Alzheimer espiritual - Alfa y Omega

Pensando, pero pensando bien, la mayoría del tiempo está perdido. No hay ejercicio de realismo más demoledor que escribir sobre el ayer o sumergirse en el ejercicio de escritura de unas memorias marineras, como hago yo. Ante el pasado se abre la niebla y grandes lagunas de existencia, pero no se fíe de mí. Haga usted la prueba…

La vida es escurridiza como monedas en bolsillos rotos de la memoria que apenas guardan algún céntimo perdido de medio recuerdo fragmentado, difuminado por la genial mano del olvido. Los momentos más felices, inolvidables, los más ardientes, se enfrían con el primer día de frío. Los «te quiero» se congelan, afectados por una extraña mortandad; el oxígeno que otros conceden se torna en atmósfera cerrada, en maloliente estancia, en pútrida cueva insalubre.

El superhombre capaz de todo que vendían en la tienda de la apariencia pierde el tiempo a cuajarones de desmemoria. Malgasta sus fuerzas en llevar el peso inasible de acontecimientos que una vez fueron decisivos y ahora se han vuelto una neblina de humo deshilachada.

Nos hemos creído algo sobre nuestra capacidad que, después, a la hora de hacer uso de ella, no sirve para nada más que para ver cómo se rompe, al intentar que funcione en vano: la conciencia del amor, los grandes tabúes de la felicidad o la alegría… ¡como si todas estas cosas, recibidas gratuitamente, pudieran ser de nuevo resucitadas con un simple ejercicio de voluntad!

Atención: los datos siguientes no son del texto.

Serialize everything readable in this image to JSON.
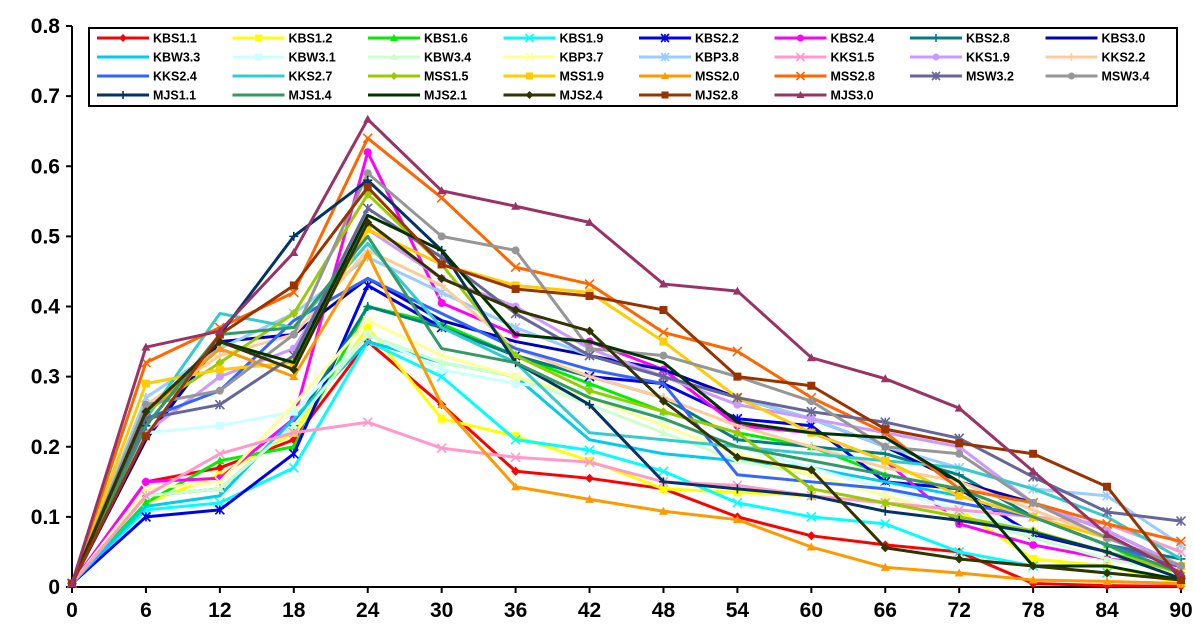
{
  "chart_data": {
    "type": "line",
    "title": "",
    "xlabel": "",
    "ylabel": "",
    "x": [
      0,
      6,
      12,
      18,
      24,
      30,
      36,
      42,
      48,
      54,
      60,
      66,
      72,
      78,
      84,
      90
    ],
    "xlim": [
      0,
      90
    ],
    "ylim": [
      0,
      0.8
    ],
    "y_ticks": [
      "0",
      "0.1",
      "0.2",
      "0.3",
      "0.4",
      "0.5",
      "0.6",
      "0.7",
      "0.8"
    ],
    "x_ticks": [
      "0",
      "6",
      "12",
      "18",
      "24",
      "30",
      "36",
      "42",
      "48",
      "54",
      "60",
      "66",
      "72",
      "78",
      "84",
      "90"
    ],
    "grid": false,
    "legend_position": "top",
    "series": [
      {
        "name": "KBS1.1",
        "color": "#ff0000",
        "marker": "diamond",
        "values": [
          0.005,
          0.15,
          0.17,
          0.21,
          0.35,
          0.26,
          0.165,
          0.155,
          0.14,
          0.1,
          0.073,
          0.06,
          0.05,
          0.005,
          0.002,
          0.001
        ]
      },
      {
        "name": "KBS1.2",
        "color": "#ffff00",
        "marker": "square",
        "values": [
          0.005,
          0.12,
          0.16,
          0.22,
          0.37,
          0.24,
          0.215,
          0.18,
          0.14,
          0.135,
          0.13,
          0.12,
          0.11,
          0.04,
          0.03,
          0.005
        ]
      },
      {
        "name": "KBS1.6",
        "color": "#00ee00",
        "marker": "triangle",
        "values": [
          0.005,
          0.12,
          0.18,
          0.2,
          0.4,
          0.375,
          0.33,
          0.29,
          0.25,
          0.22,
          0.2,
          0.16,
          0.14,
          0.1,
          0.06,
          0.01
        ]
      },
      {
        "name": "KBS1.9",
        "color": "#00ffff",
        "marker": "x",
        "values": [
          0.005,
          0.11,
          0.12,
          0.17,
          0.35,
          0.3,
          0.21,
          0.195,
          0.165,
          0.12,
          0.1,
          0.09,
          0.05,
          0.03,
          0.02,
          0.01
        ]
      },
      {
        "name": "KBS2.2",
        "color": "#0000ee",
        "marker": "star",
        "values": [
          0.005,
          0.1,
          0.11,
          0.19,
          0.43,
          0.37,
          0.33,
          0.3,
          0.29,
          0.24,
          0.23,
          0.15,
          0.14,
          0.075,
          0.05,
          0.02
        ]
      },
      {
        "name": "KBS2.4",
        "color": "#ff00ff",
        "marker": "circle",
        "values": [
          0.005,
          0.15,
          0.155,
          0.24,
          0.62,
          0.405,
          0.36,
          0.35,
          0.31,
          0.23,
          0.22,
          0.18,
          0.09,
          0.06,
          0.04,
          0.03
        ]
      },
      {
        "name": "KBS2.8",
        "color": "#008080",
        "marker": "plus",
        "values": [
          0.005,
          0.13,
          0.14,
          0.23,
          0.4,
          0.37,
          0.33,
          0.3,
          0.27,
          0.21,
          0.2,
          0.19,
          0.16,
          0.1,
          0.06,
          0.04
        ]
      },
      {
        "name": "KBS3.0",
        "color": "#0000bb",
        "marker": "none",
        "values": [
          0.005,
          0.21,
          0.35,
          0.36,
          0.44,
          0.38,
          0.35,
          0.33,
          0.31,
          0.27,
          0.24,
          0.2,
          0.15,
          0.12,
          0.08,
          0.03
        ]
      },
      {
        "name": "KBW3.3",
        "color": "#00ccee",
        "marker": "none",
        "values": [
          0.005,
          0.115,
          0.13,
          0.24,
          0.35,
          0.32,
          0.3,
          0.21,
          0.19,
          0.18,
          0.17,
          0.15,
          0.13,
          0.1,
          0.06,
          0.02
        ]
      },
      {
        "name": "KBW3.1",
        "color": "#ccffff",
        "marker": "square",
        "values": [
          0.005,
          0.22,
          0.23,
          0.25,
          0.36,
          0.31,
          0.29,
          0.28,
          0.24,
          0.2,
          0.17,
          0.14,
          0.11,
          0.08,
          0.05,
          0.02
        ]
      },
      {
        "name": "KBW3.4",
        "color": "#ccffcc",
        "marker": "triangle",
        "values": [
          0.005,
          0.13,
          0.14,
          0.23,
          0.36,
          0.32,
          0.3,
          0.26,
          0.22,
          0.18,
          0.16,
          0.13,
          0.1,
          0.07,
          0.04,
          0.02
        ]
      },
      {
        "name": "KBP3.7",
        "color": "#ffff99",
        "marker": "x",
        "values": [
          0.005,
          0.14,
          0.15,
          0.26,
          0.38,
          0.33,
          0.3,
          0.27,
          0.23,
          0.19,
          0.16,
          0.13,
          0.1,
          0.08,
          0.05,
          0.02
        ]
      },
      {
        "name": "KBP3.8",
        "color": "#99ccff",
        "marker": "star",
        "values": [
          0.005,
          0.27,
          0.34,
          0.39,
          0.47,
          0.42,
          0.37,
          0.33,
          0.3,
          0.27,
          0.24,
          0.2,
          0.17,
          0.14,
          0.13,
          0.06
        ]
      },
      {
        "name": "KKS1.5",
        "color": "#ff99cc",
        "marker": "x",
        "values": [
          0.005,
          0.13,
          0.19,
          0.22,
          0.235,
          0.198,
          0.185,
          0.178,
          0.15,
          0.145,
          0.13,
          0.12,
          0.11,
          0.1,
          0.09,
          0.05
        ]
      },
      {
        "name": "KKS1.9",
        "color": "#cc99ff",
        "marker": "circle",
        "values": [
          0.005,
          0.22,
          0.3,
          0.34,
          0.51,
          0.44,
          0.4,
          0.34,
          0.3,
          0.26,
          0.24,
          0.22,
          0.2,
          0.12,
          0.08,
          0.03
        ]
      },
      {
        "name": "KKS2.2",
        "color": "#ffcc99",
        "marker": "plus",
        "values": [
          0.005,
          0.26,
          0.33,
          0.36,
          0.48,
          0.43,
          0.34,
          0.3,
          0.27,
          0.23,
          0.2,
          0.17,
          0.15,
          0.11,
          0.07,
          0.03
        ]
      },
      {
        "name": "KKS2.4",
        "color": "#3366ff",
        "marker": "none",
        "values": [
          0.005,
          0.24,
          0.28,
          0.38,
          0.44,
          0.39,
          0.34,
          0.31,
          0.29,
          0.16,
          0.15,
          0.14,
          0.12,
          0.1,
          0.06,
          0.03
        ]
      },
      {
        "name": "KKS2.7",
        "color": "#33cccc",
        "marker": "none",
        "values": [
          0.005,
          0.24,
          0.39,
          0.37,
          0.49,
          0.37,
          0.32,
          0.22,
          0.21,
          0.2,
          0.19,
          0.18,
          0.17,
          0.14,
          0.1,
          0.04
        ]
      },
      {
        "name": "MSS1.5",
        "color": "#99cc00",
        "marker": "diamond",
        "values": [
          0.005,
          0.25,
          0.32,
          0.39,
          0.56,
          0.46,
          0.33,
          0.28,
          0.25,
          0.22,
          0.14,
          0.12,
          0.1,
          0.08,
          0.05,
          0.02
        ]
      },
      {
        "name": "MSS1.9",
        "color": "#ffcc00",
        "marker": "square",
        "values": [
          0.005,
          0.29,
          0.31,
          0.32,
          0.51,
          0.46,
          0.43,
          0.42,
          0.35,
          0.27,
          0.22,
          0.18,
          0.13,
          0.1,
          0.07,
          0.03
        ]
      },
      {
        "name": "MSS2.0",
        "color": "#ff9900",
        "marker": "triangle",
        "values": [
          0.005,
          0.25,
          0.34,
          0.3,
          0.475,
          0.26,
          0.143,
          0.125,
          0.108,
          0.096,
          0.057,
          0.028,
          0.02,
          0.01,
          0.008,
          0.005
        ]
      },
      {
        "name": "MSS2.8",
        "color": "#ff6600",
        "marker": "x",
        "values": [
          0.005,
          0.32,
          0.37,
          0.42,
          0.64,
          0.555,
          0.456,
          0.432,
          0.363,
          0.336,
          0.27,
          0.22,
          0.14,
          0.12,
          0.09,
          0.065
        ]
      },
      {
        "name": "MSW3.2",
        "color": "#666699",
        "marker": "star",
        "values": [
          0.005,
          0.24,
          0.26,
          0.33,
          0.54,
          0.47,
          0.39,
          0.33,
          0.3,
          0.27,
          0.25,
          0.235,
          0.212,
          0.157,
          0.107,
          0.094
        ]
      },
      {
        "name": "MSW3.4",
        "color": "#969696",
        "marker": "circle",
        "values": [
          0.005,
          0.26,
          0.28,
          0.36,
          0.59,
          0.5,
          0.48,
          0.34,
          0.33,
          0.3,
          0.265,
          0.2,
          0.19,
          0.12,
          0.07,
          0.03
        ]
      },
      {
        "name": "MJS1.1",
        "color": "#003366",
        "marker": "plus",
        "values": [
          0.005,
          0.23,
          0.36,
          0.5,
          0.58,
          0.48,
          0.32,
          0.26,
          0.15,
          0.14,
          0.13,
          0.108,
          0.095,
          0.078,
          0.05,
          0.012
        ]
      },
      {
        "name": "MJS1.4",
        "color": "#339966",
        "marker": "none",
        "values": [
          0.005,
          0.23,
          0.36,
          0.37,
          0.5,
          0.34,
          0.32,
          0.27,
          0.24,
          0.2,
          0.18,
          0.16,
          0.14,
          0.1,
          0.06,
          0.02
        ]
      },
      {
        "name": "MJS2.1",
        "color": "#003300",
        "marker": "none",
        "values": [
          0.005,
          0.25,
          0.35,
          0.32,
          0.53,
          0.48,
          0.36,
          0.35,
          0.32,
          0.235,
          0.22,
          0.213,
          0.15,
          0.03,
          0.03,
          0.01
        ]
      },
      {
        "name": "MJS2.4",
        "color": "#333300",
        "marker": "diamond",
        "values": [
          0.005,
          0.25,
          0.35,
          0.31,
          0.52,
          0.44,
          0.395,
          0.365,
          0.265,
          0.185,
          0.167,
          0.056,
          0.04,
          0.03,
          0.02,
          0.01
        ]
      },
      {
        "name": "MJS2.8",
        "color": "#993300",
        "marker": "square",
        "values": [
          0.005,
          0.215,
          0.36,
          0.43,
          0.57,
          0.46,
          0.425,
          0.415,
          0.395,
          0.3,
          0.287,
          0.225,
          0.205,
          0.19,
          0.143,
          0.01
        ]
      },
      {
        "name": "MJS3.0",
        "color": "#993366",
        "marker": "triangle",
        "values": [
          0.005,
          0.342,
          0.365,
          0.477,
          0.667,
          0.565,
          0.543,
          0.52,
          0.432,
          0.422,
          0.327,
          0.297,
          0.255,
          0.165,
          0.075,
          0.02
        ]
      }
    ]
  }
}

Nada de lo más importante que nos sucede, nos pertenece. Se nos regala y lo perdemos. Se nos ofrece y lo escondemos en el sobre más olvidado del despacho. Donde venden la voluntad inagotable, alguien lo ha engañado. Le han hecho creer solo en sí mismo, en su capacidad para afrontar los disgustos, las mentiras en las que lo encierran los posesivos de corazón que lo quieren a deshora, a conveniencia, con las migajas que dejan en la mesa los orondos comensales. Después, únicamente quedan el hambre y la pregunta por el sentido de todo que no consigue responder su inteligencia. Por eso, frente a la desmemoria, yo no consigo olvidar a mi viejo profesor del Valle del Jerte. Los días de examen poníamos en clase un póster precioso de su paradisíaca tierra, preñada de cerezas, para ganar el aprobado. De él aprendí una ternura consigo mismo, conmigo mismo, que no le pertenecía, que no reproducía con su esfuerzo.  Sencillamente, se sorprendía mirado por la presencia de quien enciende el fuego del alba. Me refiero a que llevaba en sus ojos a Dios y por eso lo quiero tanto.